Artificial Intelligence – What is Our Role in the Future?
Discover how businesses are making products, goods, and services more intelligent—and the effect it’s having on society and education. With the digital wealth system, we need more people, with diverse educational and life experiences, to fuel the creativity that results in digital innovation. How can we teach differently to meet the new demands of AI? Many businesses and individuals are optimistic that this AI-driven shift in the workplace will result in more jobs being created than lost. But which jobs with which skills?
Ready to Roll to Office 365 & 2019
In the last year 100s of new features have been added to Office 365. A new culture of work is here. It’s open and collaborative, letting you work together securely, from anywhere in the world. Do your best work in this modern workplace with Microsoft 365 solutions. See how to work with 3D models, find things fast with Timeline, dictate in Word and Outlook, and even bring your “A” game with template infographics. And wait until you see the new Resume Assistant that uses LinkedIn insights on the back end to connect to Microsoft Word on the front end. Gain valuable insights in Excel with AI aligned connections to data analysis. Find out if you should be teaching Office 365 or Office 2019?
Personal Security: Be Careful, Be Powerful
As the proliferation of smart devices begins in earnest, instructors may invite a whole new wave of security risks into their classrooms and personal lives without even realizing it. Take a 360 overview of what risks exist because any device with an operating system can be hacked, be it a smartphone, medical device, car, or beyond. The Internet of Things has such an exciting outlook, as long as security is planned at every step. The more devices and points of entry there are on a network, the more opportunities there are for an intruder to find a sneaky way in. But that doesn’t make these hacks any less clever…or problematic. Be safe, be careful, be powerful!

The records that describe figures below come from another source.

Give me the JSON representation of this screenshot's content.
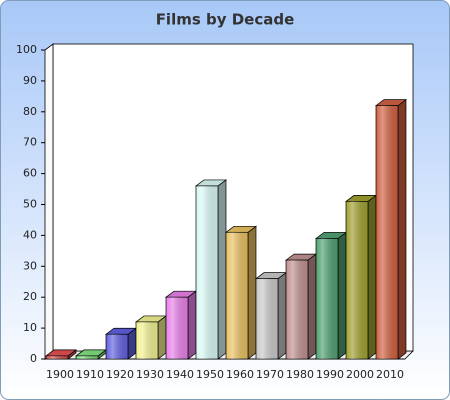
{
  "chart_data": {
    "type": "bar3d",
    "title": "Films by Decade",
    "categories": [
      "1900",
      "1910",
      "1920",
      "1930",
      "1940",
      "1950",
      "1960",
      "1970",
      "1980",
      "1990",
      "2000",
      "2010"
    ],
    "values": [
      1,
      1,
      8,
      12,
      20,
      56,
      41,
      26,
      32,
      39,
      51,
      82
    ],
    "colors": [
      "#e05050",
      "#80e080",
      "#6060e0",
      "#f0f090",
      "#e880e8",
      "#d8f8f4",
      "#e8c060",
      "#c8c8c8",
      "#c09090",
      "#50a070",
      "#a0a030",
      "#d06040"
    ],
    "ylim": [
      0,
      100
    ],
    "yticks": [
      0,
      10,
      20,
      30,
      40,
      50,
      60,
      70,
      80,
      90,
      100
    ]
  }
}
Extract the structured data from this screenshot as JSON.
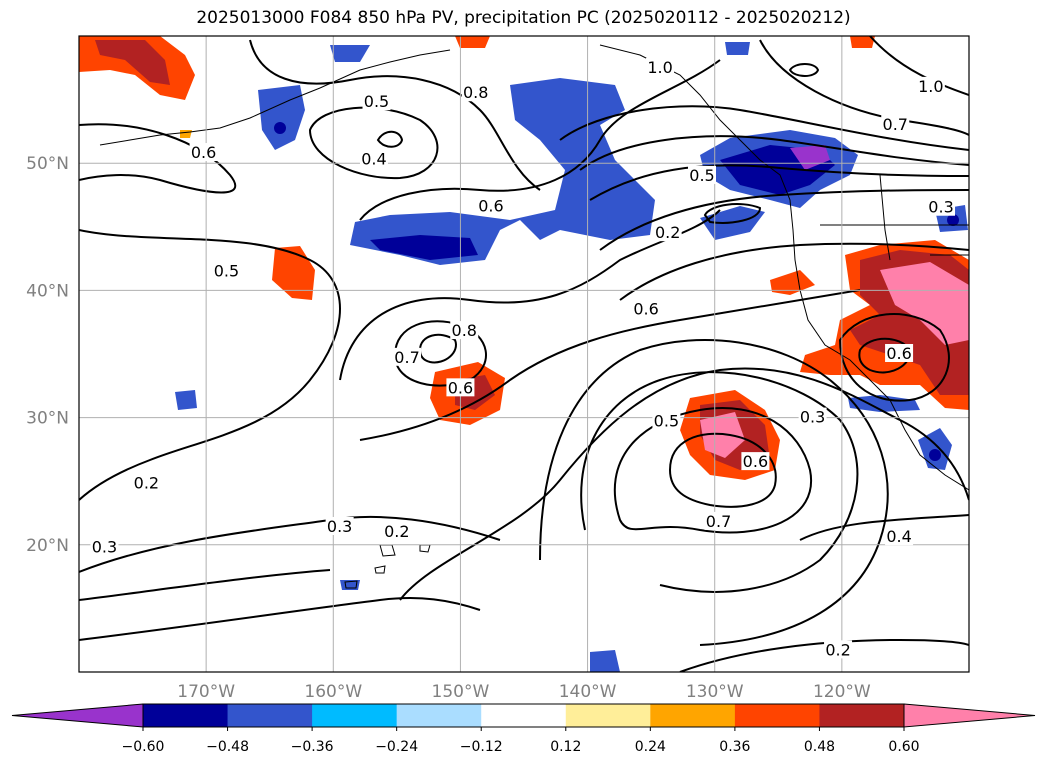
{
  "title": "2025013000 F084 850 hPa PV, precipitation PC (2025020112 - 2025020212)",
  "map": {
    "lon_range": [
      -180,
      -110
    ],
    "lat_range": [
      10,
      60
    ],
    "lat_ticks": [
      {
        "value": 50,
        "label": "50°N"
      },
      {
        "value": 40,
        "label": "40°N"
      },
      {
        "value": 30,
        "label": "30°N"
      },
      {
        "value": 20,
        "label": "20°N"
      }
    ],
    "lon_ticks": [
      {
        "value": -170,
        "label": "170°W"
      },
      {
        "value": -160,
        "label": "160°W"
      },
      {
        "value": -150,
        "label": "150°W"
      },
      {
        "value": -140,
        "label": "140°W"
      },
      {
        "value": -130,
        "label": "130°W"
      },
      {
        "value": -120,
        "label": "120°W"
      }
    ],
    "grid": true,
    "contour_labels": [
      {
        "text": "0.5",
        "lon": -168.4,
        "lat": 41.5
      },
      {
        "text": "0.6",
        "lon": -170.2,
        "lat": 50.8
      },
      {
        "text": "0.5",
        "lon": -156.6,
        "lat": 54.8
      },
      {
        "text": "0.8",
        "lon": -148.8,
        "lat": 55.5
      },
      {
        "text": "0.4",
        "lon": -156.8,
        "lat": 50.3
      },
      {
        "text": "0.6",
        "lon": -147.6,
        "lat": 46.6
      },
      {
        "text": "1.0",
        "lon": -134.3,
        "lat": 57.5
      },
      {
        "text": "1.0",
        "lon": -113.0,
        "lat": 56.0
      },
      {
        "text": "0.7",
        "lon": -115.8,
        "lat": 53.0
      },
      {
        "text": "0.5",
        "lon": -131.0,
        "lat": 49.0
      },
      {
        "text": "0.2",
        "lon": -133.7,
        "lat": 44.5
      },
      {
        "text": "0.3",
        "lon": -112.2,
        "lat": 46.5
      },
      {
        "text": "0.6",
        "lon": -135.4,
        "lat": 38.5
      },
      {
        "text": "0.8",
        "lon": -149.7,
        "lat": 36.8
      },
      {
        "text": "0.7",
        "lon": -154.2,
        "lat": 34.7
      },
      {
        "text": "0.6",
        "lon": -150.0,
        "lat": 32.3
      },
      {
        "text": "0.5",
        "lon": -133.8,
        "lat": 29.7
      },
      {
        "text": "0.6",
        "lon": -126.8,
        "lat": 26.5
      },
      {
        "text": "0.7",
        "lon": -129.7,
        "lat": 21.8
      },
      {
        "text": "0.6",
        "lon": -115.5,
        "lat": 35.0
      },
      {
        "text": "0.3",
        "lon": -122.3,
        "lat": 30.0
      },
      {
        "text": "0.2",
        "lon": -174.7,
        "lat": 24.8
      },
      {
        "text": "0.3",
        "lon": -178.0,
        "lat": 19.8
      },
      {
        "text": "0.3",
        "lon": -159.5,
        "lat": 21.4
      },
      {
        "text": "0.2",
        "lon": -155.0,
        "lat": 21.0
      },
      {
        "text": "0.4",
        "lon": -115.5,
        "lat": 20.6
      },
      {
        "text": "0.2",
        "lon": -120.3,
        "lat": 11.7
      }
    ]
  },
  "colorbar": {
    "colors": [
      "#9933cc",
      "#000099",
      "#3355cc",
      "#00bbff",
      "#aaddff",
      "#ffffff",
      "#ffee99",
      "#ffa500",
      "#ff4400",
      "#b22222",
      "#ff80aa"
    ],
    "ticks": [
      "−0.60",
      "−0.48",
      "−0.36",
      "−0.24",
      "−0.12",
      "0.12",
      "0.24",
      "0.36",
      "0.48",
      "0.60"
    ],
    "extend": "both"
  }
}
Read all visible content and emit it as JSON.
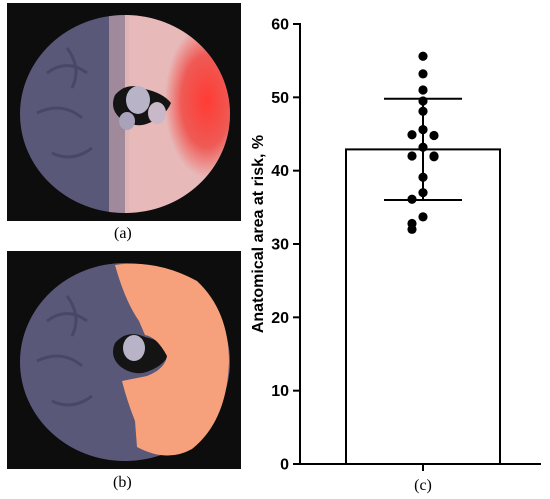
{
  "panels": {
    "a": {
      "label": "(a)"
    },
    "b": {
      "label": "(b)"
    }
  },
  "colors": {
    "tissue": "#5a5878",
    "background": "#0d0d0d",
    "stain": "#ef5a55",
    "overlay": "#f7a07c"
  },
  "chart_data": {
    "type": "bar",
    "categories": [
      "(c)"
    ],
    "values": [
      42.9
    ],
    "error_bar": {
      "lower": 36.0,
      "upper": 49.8
    },
    "points": [
      55.6,
      53.2,
      51.0,
      49.5,
      48.1,
      45.6,
      44.8,
      44.9,
      43.2,
      42.0,
      42.0,
      41.9,
      39.1,
      37.0,
      36.1,
      33.7,
      32.8,
      32.0
    ],
    "ylabel": "Anatomical area at risk, %",
    "xlabel": "",
    "ylim": [
      0,
      60
    ],
    "yticks": [
      0,
      10,
      20,
      30,
      40,
      50,
      60
    ],
    "grid": false
  }
}
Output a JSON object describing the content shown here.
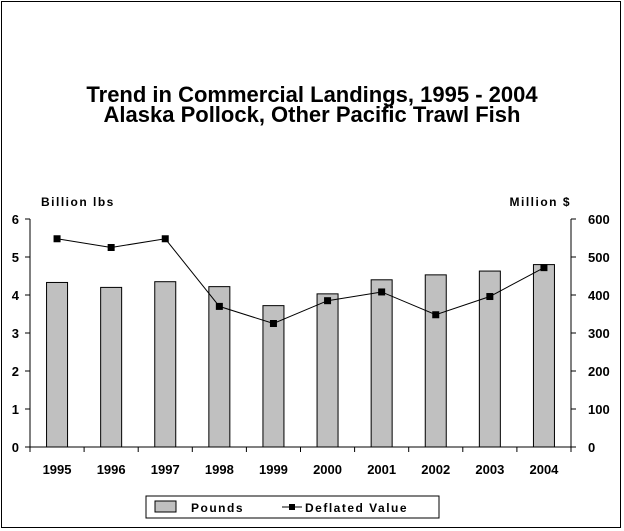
{
  "chart_data": {
    "type": "bar",
    "title": "Trend  in Commercial Landings, 1995 - 2004",
    "subtitle": "Alaska Pollock, Other Pacific Trawl Fish",
    "categories": [
      "1995",
      "1996",
      "1997",
      "1998",
      "1999",
      "2000",
      "2001",
      "2002",
      "2003",
      "2004"
    ],
    "series": [
      {
        "name": "Pounds",
        "type": "bar",
        "axis": "left",
        "values": [
          4.33,
          4.2,
          4.35,
          4.22,
          3.72,
          4.03,
          4.4,
          4.53,
          4.63,
          4.8
        ],
        "color": "#c0c0c0"
      },
      {
        "name": "Deflated Value",
        "type": "line",
        "axis": "right",
        "values": [
          548,
          525,
          548,
          370,
          325,
          385,
          408,
          348,
          396,
          472
        ],
        "color": "#000000"
      }
    ],
    "y_left": {
      "label": "Billion lbs",
      "ylim": [
        0,
        6
      ],
      "ticks": [
        "0",
        "1",
        "2",
        "3",
        "4",
        "5",
        "6"
      ]
    },
    "y_right": {
      "label": "Million $",
      "ylim": [
        0,
        600
      ],
      "ticks": [
        "0",
        "100",
        "200",
        "300",
        "400",
        "500",
        "600"
      ]
    },
    "legend": "bottom-center",
    "grid": false
  }
}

How a Confidence Mindset Can Help Close the Gender Gap in STEM
Many experts agree that the future global economy will be built on science, technology, engineering and math (STEM) jobs. There are plenty of stats to back up their claims: In the U.S., STEM employment is projected to grow nearly twice as fast as non-STEM employment by 2018. But as demand for STEM workers increases, a disconnect is emerging: There are not enough qualified candidates to fill these new roles. As we look to fix the global shortage of qualified STEM workers, it is clear that we must first close the gender gap as women are greatly underrepresented in STEM fields. The fourth industrial revolution brings promise for those who understand technology and peril for those who do not.